Kehoe was awarded a $2,900 scholarship based on a poetry competition judged by poet Peter Blair from UNC-Charlotte.
Kimber A. Campbell, a senior psychology major, was named a runner-up in the competition and Miranda Mash, a junior English major, received honorable mention.
Blair wrote that Kehoe’s poems “have a delicacy and moral commitment to their characters and their subjects,” he said. “This poet cares about the world and what’s right or wrong in the world. The sounds and line breaks in the poems underpin this delicate listening to the soul and what it means to be human.”
Kehoe’s poetry submissions were “Beloved,” “The Felt Maker,” “Learning to Eat Sardines Again” and “Learning Wifely Obedience in 16th Century England.”
“In ‘The Felt Maker,’ the music of the lines and the assured delicacy of the line breaks convey the ritual of felt-making, how a woman wraps wool around a seashell to make felt,” Blair wrote.
“In ‘Learning to Eat Sardines Again’ and ‘Learning Wifely Obedience in 16th Century England,’ the poet uses images of sardines cans and the story of Griselda, respectively, to reflect the perils of love and marriage. The care and attention to moral detail makes the poems have resonance and felt life,” Blair wrote.
Of Campbell’s writing, he said these “poems have a wide and surprising range of subject matter, from Chinese fishing to an old world cathedral to Irish dancing. Each poem tries to capture that culture or activity with characteristic forms and sounds that embody the subject and spirit of place. In the best poems, certain lines have a nice quality of internal rhyme, and there is a striking tension and energy.”

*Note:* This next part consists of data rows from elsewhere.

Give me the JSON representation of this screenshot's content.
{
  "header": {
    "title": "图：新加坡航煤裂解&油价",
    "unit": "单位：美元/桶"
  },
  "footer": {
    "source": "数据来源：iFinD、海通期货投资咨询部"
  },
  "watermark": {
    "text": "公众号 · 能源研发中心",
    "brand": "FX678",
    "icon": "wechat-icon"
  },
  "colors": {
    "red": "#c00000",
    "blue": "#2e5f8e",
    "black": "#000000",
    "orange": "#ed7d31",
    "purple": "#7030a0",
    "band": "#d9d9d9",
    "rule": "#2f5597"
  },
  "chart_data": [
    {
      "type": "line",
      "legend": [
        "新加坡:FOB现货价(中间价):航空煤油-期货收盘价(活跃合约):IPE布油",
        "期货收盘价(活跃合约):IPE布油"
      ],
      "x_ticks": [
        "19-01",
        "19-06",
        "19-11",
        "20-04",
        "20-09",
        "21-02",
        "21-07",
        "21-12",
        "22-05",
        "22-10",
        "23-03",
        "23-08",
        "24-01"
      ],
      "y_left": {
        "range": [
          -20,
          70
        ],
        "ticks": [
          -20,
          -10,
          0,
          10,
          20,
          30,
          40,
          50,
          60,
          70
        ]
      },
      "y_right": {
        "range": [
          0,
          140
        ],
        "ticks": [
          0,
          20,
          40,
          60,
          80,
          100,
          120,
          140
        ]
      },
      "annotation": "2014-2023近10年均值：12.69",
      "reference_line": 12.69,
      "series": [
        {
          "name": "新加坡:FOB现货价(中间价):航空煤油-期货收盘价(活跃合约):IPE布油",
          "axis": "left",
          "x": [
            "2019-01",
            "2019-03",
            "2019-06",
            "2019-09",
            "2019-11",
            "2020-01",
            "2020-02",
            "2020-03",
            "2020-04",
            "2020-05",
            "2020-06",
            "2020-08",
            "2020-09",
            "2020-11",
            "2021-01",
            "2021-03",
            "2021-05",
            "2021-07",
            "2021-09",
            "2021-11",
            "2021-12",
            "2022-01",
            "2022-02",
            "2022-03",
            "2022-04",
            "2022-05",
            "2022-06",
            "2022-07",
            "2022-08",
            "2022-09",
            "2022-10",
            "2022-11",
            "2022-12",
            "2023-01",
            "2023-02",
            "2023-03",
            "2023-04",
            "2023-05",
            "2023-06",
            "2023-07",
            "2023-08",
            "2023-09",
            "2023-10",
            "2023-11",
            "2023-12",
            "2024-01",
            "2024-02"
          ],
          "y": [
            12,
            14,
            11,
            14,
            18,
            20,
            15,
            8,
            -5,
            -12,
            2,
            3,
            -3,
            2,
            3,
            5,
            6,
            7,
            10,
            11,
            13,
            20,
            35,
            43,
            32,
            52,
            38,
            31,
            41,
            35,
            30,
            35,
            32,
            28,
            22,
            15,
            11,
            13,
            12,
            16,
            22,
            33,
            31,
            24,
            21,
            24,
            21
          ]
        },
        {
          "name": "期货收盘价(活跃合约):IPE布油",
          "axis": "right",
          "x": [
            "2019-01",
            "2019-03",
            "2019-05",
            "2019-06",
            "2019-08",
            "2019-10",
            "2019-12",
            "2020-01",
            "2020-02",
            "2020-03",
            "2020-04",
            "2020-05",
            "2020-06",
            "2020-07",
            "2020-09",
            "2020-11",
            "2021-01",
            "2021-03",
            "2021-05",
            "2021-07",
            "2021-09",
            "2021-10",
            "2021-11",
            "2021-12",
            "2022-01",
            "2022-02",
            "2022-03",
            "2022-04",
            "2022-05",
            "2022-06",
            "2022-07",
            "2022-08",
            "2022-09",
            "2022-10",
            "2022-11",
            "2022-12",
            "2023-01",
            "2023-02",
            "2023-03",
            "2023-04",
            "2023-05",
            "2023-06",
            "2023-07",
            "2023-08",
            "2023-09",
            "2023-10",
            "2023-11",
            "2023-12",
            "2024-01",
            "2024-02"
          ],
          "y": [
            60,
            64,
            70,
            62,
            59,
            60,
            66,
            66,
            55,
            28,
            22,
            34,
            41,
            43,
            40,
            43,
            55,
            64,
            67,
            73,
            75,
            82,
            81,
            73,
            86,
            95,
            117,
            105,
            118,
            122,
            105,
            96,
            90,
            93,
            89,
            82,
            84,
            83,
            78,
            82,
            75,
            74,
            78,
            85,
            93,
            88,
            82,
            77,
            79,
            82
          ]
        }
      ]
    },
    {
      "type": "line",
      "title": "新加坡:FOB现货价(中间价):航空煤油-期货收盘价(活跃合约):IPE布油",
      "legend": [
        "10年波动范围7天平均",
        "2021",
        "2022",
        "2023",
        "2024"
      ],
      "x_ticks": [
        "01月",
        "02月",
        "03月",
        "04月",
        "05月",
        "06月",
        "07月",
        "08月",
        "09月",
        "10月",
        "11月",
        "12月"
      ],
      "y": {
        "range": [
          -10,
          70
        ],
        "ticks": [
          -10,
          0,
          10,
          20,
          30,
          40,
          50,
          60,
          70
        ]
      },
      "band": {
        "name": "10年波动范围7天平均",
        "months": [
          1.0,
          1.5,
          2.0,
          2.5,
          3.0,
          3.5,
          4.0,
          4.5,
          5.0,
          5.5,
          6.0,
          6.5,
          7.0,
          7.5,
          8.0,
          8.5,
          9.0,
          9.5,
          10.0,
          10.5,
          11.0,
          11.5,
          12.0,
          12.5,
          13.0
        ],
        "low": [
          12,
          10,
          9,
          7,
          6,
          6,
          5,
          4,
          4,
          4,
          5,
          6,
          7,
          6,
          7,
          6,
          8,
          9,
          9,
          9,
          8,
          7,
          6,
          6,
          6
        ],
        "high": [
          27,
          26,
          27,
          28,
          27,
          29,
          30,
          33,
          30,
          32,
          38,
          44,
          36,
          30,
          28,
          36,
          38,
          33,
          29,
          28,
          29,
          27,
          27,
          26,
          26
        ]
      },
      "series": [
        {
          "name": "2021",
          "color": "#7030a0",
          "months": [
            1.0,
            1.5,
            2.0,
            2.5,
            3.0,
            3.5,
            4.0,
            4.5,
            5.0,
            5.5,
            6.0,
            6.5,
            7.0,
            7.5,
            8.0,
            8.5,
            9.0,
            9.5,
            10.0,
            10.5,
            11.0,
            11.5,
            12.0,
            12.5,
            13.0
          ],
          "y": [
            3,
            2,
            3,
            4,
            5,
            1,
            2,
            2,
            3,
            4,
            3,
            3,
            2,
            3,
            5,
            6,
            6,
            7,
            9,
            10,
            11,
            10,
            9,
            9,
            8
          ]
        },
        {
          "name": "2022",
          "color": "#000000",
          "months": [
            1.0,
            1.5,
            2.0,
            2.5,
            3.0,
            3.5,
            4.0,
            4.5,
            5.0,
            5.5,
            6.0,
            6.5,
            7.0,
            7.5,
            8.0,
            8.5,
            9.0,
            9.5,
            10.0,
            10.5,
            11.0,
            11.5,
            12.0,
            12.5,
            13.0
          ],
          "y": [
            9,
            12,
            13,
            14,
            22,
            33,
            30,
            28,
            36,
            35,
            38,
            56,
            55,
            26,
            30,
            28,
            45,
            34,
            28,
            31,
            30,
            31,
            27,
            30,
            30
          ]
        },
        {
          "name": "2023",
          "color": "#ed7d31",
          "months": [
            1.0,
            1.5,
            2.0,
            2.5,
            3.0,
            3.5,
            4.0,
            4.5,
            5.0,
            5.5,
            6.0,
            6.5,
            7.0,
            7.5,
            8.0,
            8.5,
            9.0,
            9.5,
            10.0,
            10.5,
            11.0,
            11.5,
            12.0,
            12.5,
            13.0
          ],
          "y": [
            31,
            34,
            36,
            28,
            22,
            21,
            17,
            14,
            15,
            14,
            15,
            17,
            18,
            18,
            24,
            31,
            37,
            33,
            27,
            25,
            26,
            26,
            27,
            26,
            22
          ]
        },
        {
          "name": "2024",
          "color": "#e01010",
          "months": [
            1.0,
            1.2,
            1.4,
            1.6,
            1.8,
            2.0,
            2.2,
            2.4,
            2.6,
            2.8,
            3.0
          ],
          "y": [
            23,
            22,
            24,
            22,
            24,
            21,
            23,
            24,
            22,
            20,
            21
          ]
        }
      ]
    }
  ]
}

Named for the author of the novels “In Cold Blood” and “Breakfast at Tiffany’s,” the Truman Capote Literary Trust Award in Creative Writing was established at Appalachian by contributions from the Truman Capote Literary Trust to support the Department of English’s creative writing concentration. The competition is open to juniors and seniors who have a concentration in creative writing. Next year’s competition will be for creative prose.